Ванька начал усиленно шмыгать носом, подбородок задрожал.
— Да мы тут… мы думали, пролезем… а они… они перекрыли… и мы в обход…
— Не мямли! Отвечай, как мужик! — деда было не разжалобить. Однако ж бабушка беспокойство ожидания круто сменила на жалость к внучку — тот стоял весь такой несчастный, мокрый и замёрзший. Ванька же на окрик деда вскинулся, задрал подбородок, утёр нос и глаза и отбарабанил:
— дед, они с тыла зашли. Их было десять, а нас четверо только. Да ещё Сашко этот у них. Мы и решили отступить, а то их превосходящие силы были.
— Кто предложил?
— Я.
— Струсили, значит?! — дед замолк на секунду. — Ладно, ступай умываться, а потом за уроки. Отец разберётся, что с тобой делать. Мне с трусом не хочется разговаривать.
— Ты уж, Андрей, его совсем распёк. На нём и так лица нет. Что ж они должны были драться, что ли? — бабушка хлопотала. — Чаю попей хоть сначала.
— Никакого чаю, за уроки марш! — дед пресёк дальнейшие жалости. — Всё, разговор окончен.
Ванька, понурый, стал стягивать с себя мокрую замызганную одёжду. Также, с поникшей головой он пошаркал в свою комнату и там засел за домашнюю работу. Обычно задания у него сложностей обычно не вызывали, он щёлкал их довольно быстро, выучивал, решал и записывал. Но сегодня он никак не мог сосредоточиться, обвинение в трусости жгло его душу. Бабушка незаметно от деда просочилась к нему и подсунула чаю с конфетой.
— Ничего, это он от сердитости ляпнул. Не было никакой трусости, — Бабаня чутко уловила расстройства внука. — Попей, да не расстраивайся.
Она также незаметно исчезла. За стенкой слышался их спор с дедом. Вскоре пришли и родители. Ванька слышал, но продолжал сидеть, задумчиво накручивая вензеля пером.
— И чего, где наш оболтус? — Пётр был привычно бодр.
— Провинился он. Отец тут лютовал, он и поник, — объяснила Бабаня.
Алёна насторожилась и, сняв пальто, пошла к сыну.
— О, сейчас женская жалость начнётся тут, — дед от первого гнева уже отошёл, и теперь ему казалось, что он погорячился. Свои сомнения он прятал и ворчал по поводу и без.

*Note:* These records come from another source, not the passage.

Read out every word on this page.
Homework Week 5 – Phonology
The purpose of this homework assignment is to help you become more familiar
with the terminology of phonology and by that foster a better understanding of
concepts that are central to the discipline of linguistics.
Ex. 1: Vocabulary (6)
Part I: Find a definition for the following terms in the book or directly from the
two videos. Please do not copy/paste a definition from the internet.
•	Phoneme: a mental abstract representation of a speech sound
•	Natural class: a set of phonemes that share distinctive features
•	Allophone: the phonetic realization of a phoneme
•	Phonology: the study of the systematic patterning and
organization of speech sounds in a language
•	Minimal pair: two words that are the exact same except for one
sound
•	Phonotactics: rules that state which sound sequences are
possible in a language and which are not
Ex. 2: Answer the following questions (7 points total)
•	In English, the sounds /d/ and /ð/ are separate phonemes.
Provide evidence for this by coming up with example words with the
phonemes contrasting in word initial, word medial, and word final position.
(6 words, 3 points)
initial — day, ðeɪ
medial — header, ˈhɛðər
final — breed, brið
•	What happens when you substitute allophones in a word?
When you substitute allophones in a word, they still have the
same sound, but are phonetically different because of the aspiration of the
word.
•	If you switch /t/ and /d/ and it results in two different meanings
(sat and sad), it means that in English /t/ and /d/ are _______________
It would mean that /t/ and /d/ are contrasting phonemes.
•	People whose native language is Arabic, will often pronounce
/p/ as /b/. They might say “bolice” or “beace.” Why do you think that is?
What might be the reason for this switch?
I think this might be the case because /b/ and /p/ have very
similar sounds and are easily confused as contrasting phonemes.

— Так, и чего ж стряслось? — Пётр уселся за стол, приготовился слушать.
— Загулял он. В Борисово с ребятами умотали, там и застряли. Вот недавно только и пришёл, — рассказала Бабаня.
— То есть уговор, что засветло быть дома, нарушил?
— Выходит, так, — бабушка развела руками, внука ей подставлять ещё сильнее не хотелось, но и обманывать сына она не могла.
— Так. И он теперь дуется на то, что вы ему высказали? Или наказали как-то?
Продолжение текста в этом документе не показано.